Good for him. As I have argued many times in this space, people who believe things strongly have a moral obligation to persuade others. Ken Ham is not a lone voice in the wilderness. Millions of people believe as he does, and it does no good to call them all stupid extremists. Engaging with people whose beliefs one considers mistaken is part of what it means to be a citizen.
And by all accounts, Nye won the debate. Except for those accounts where he lost the debate. And the accounts that say that nobody really won because everybody is going to keep believing what they have always believed no matter what anybody said — which is usually how these things turn out. Maybe the only indication that anybody actually did win is the fact that, after the debate, no less a Christian stalwart than Pat Robertson said that young earth creationism is ridiculous and that Ham should “put a sock in it.”
Robertson’s critique, I think, actually does get to the problem that plagued the Nye-Ham debate — and that plagues the whole “Evolution vs Creationism” controversy in our public discussions of science today. The simple fact is that it is not a debate — it is two debates, only one of which has anything to do with science.
The first debate is purely philosophical: “Did something or someone create all of the stuff in the universe for a purpose? ”@foundersteinEngaging with people whose beliefs one considers mistaken is part of what it means to be a citizen.
One position, which we can call “Creationism,” holds that the existence of stuff implies both a creator and a purpose — and most creationists believe that one or more of the religious texts available in the world contains clues to that purpose — if not a complete history — of the creation. Opposed to the philosophical position of Creationism is a philosophy that we might call “Accidentalism,” or a belief that matter in the universe, and life on earth, emerged without any external influencers. Stuff, according to acidentalists, just happened.
“Creationism vs Accidentalism” is not a scientific debate, since it makes no testable assertions and generates no falsifiable hypotheses. It is a philosophical debate about the cosmic master narrative. It requires us to make and defend assertions about the ultimate nature of reality and about the extent to which human beings have access to this ultimate nature. Such questions will always be beyond the modest organon of the scientific method.

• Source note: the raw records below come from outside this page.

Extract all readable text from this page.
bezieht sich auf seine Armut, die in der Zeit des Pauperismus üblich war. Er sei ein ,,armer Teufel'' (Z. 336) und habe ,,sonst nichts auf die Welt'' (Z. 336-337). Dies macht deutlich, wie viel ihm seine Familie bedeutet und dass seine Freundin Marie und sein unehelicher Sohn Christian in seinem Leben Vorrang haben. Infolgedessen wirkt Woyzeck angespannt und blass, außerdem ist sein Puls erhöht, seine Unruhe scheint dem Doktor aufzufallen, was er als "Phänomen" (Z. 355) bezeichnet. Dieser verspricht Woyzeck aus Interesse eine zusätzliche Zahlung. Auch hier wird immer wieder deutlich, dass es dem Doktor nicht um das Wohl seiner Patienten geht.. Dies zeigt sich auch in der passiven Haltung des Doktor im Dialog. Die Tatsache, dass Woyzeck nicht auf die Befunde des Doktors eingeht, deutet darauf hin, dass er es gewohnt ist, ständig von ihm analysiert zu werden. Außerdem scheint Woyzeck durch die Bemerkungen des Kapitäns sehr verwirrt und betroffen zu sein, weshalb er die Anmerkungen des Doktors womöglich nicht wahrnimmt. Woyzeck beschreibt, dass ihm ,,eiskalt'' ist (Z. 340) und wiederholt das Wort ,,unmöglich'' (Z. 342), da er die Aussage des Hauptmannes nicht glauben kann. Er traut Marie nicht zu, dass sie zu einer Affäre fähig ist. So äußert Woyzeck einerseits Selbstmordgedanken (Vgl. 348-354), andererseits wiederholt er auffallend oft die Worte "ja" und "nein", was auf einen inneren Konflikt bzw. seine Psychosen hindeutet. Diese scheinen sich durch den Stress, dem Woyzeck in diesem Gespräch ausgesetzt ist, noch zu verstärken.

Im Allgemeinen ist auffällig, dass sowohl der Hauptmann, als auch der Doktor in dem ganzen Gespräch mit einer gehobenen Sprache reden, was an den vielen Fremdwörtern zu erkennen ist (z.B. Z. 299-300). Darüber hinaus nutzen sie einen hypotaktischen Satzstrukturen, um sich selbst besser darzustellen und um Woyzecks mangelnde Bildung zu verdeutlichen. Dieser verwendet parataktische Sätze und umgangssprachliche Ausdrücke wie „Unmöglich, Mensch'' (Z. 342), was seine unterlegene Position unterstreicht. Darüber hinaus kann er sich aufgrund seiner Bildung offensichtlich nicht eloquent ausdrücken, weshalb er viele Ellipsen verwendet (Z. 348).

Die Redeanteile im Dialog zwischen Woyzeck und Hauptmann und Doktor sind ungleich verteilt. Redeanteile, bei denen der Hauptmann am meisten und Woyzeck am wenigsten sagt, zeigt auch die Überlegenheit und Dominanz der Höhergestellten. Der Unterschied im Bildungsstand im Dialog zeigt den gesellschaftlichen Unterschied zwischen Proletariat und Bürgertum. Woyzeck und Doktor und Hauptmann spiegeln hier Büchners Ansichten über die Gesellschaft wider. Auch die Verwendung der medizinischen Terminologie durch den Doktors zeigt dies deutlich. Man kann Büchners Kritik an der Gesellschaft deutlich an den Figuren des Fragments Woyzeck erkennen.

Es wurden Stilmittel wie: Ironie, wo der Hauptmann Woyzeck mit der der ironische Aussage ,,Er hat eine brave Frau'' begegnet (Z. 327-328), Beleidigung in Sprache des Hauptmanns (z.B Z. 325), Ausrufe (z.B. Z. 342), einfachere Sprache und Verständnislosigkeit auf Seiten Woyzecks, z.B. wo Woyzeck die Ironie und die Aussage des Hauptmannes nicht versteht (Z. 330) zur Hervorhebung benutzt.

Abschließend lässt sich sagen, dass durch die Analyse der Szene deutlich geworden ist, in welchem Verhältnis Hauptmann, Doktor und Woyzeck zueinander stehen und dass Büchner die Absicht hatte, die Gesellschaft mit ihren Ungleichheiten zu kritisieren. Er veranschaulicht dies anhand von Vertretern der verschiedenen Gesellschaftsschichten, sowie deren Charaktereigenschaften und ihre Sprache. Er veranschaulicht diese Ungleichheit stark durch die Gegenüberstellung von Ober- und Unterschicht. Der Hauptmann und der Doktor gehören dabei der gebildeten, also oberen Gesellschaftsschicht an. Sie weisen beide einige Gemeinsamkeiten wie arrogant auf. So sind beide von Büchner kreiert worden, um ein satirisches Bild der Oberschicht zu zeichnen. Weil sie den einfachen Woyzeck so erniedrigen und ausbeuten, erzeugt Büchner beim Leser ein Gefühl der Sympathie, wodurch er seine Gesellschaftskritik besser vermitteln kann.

The second debate, however, involves the mechanism through which life on earth has developed. There are really only two possibilities for this mechanism. One of them is evolution by natural selection. The other one is “Magic.”
Unlike “Creation,” Evolution does not pretend to be a master narrative. It tells us nothing about the ultimate nature of reality or about the great designs of forces beyond our comprehension. It is a specific mechanism that produces changes in populations of organisms over long periods of time. We can watch it happen in a petri dish, and, whether we are talking about dinosaurs or microbes, the mechanism works the same.
The specific mechanism of natural selection works equally well as part of either one of the cosmic master narratives. It could be part of the plan of an intelligent Creator. Or, it could be one of the lucky breaks that go into the cosmic theory of Accidentalism. It is not necessary to decide which cosmic narrative to subscribe to before learning how the mechanism works.
But natural selection generates oodles of testable hypotheses, and scientists have been testing them for the last 150 years. Though this has required corrections at the margins, Darwin’s theory of evolution has performed nearly flawlessly under nearly every possible set of experimental conditions. Our students need to know this, and they need to learn how to conduct their own experiments. Only somebody who has studied evolution deeply will ever be able to falsify an evolutionary hypothesis. This is how science works.
When we frame the argument as “Creation vs Evolution,” we are asking people to chose between a philosophical principle and a scientific mechanism. This is not apples and oranges; it is apples and France, and it will almost always lead to people talking past each other in something that only vaguely resembles a debate.
So let’s have two debates instead. Let’s have philosophers and theologians debate the ultimate questions of the cosmos and the proper role of Genesis in understanding the same. And let’s have scientists argue over the most likely mechanisms that produced increasingly complex forms of life on Earth. Then, the millions of Americans who have no problem believing in both natural selection and a divine creator might see their position represented in public conversations about religion and science.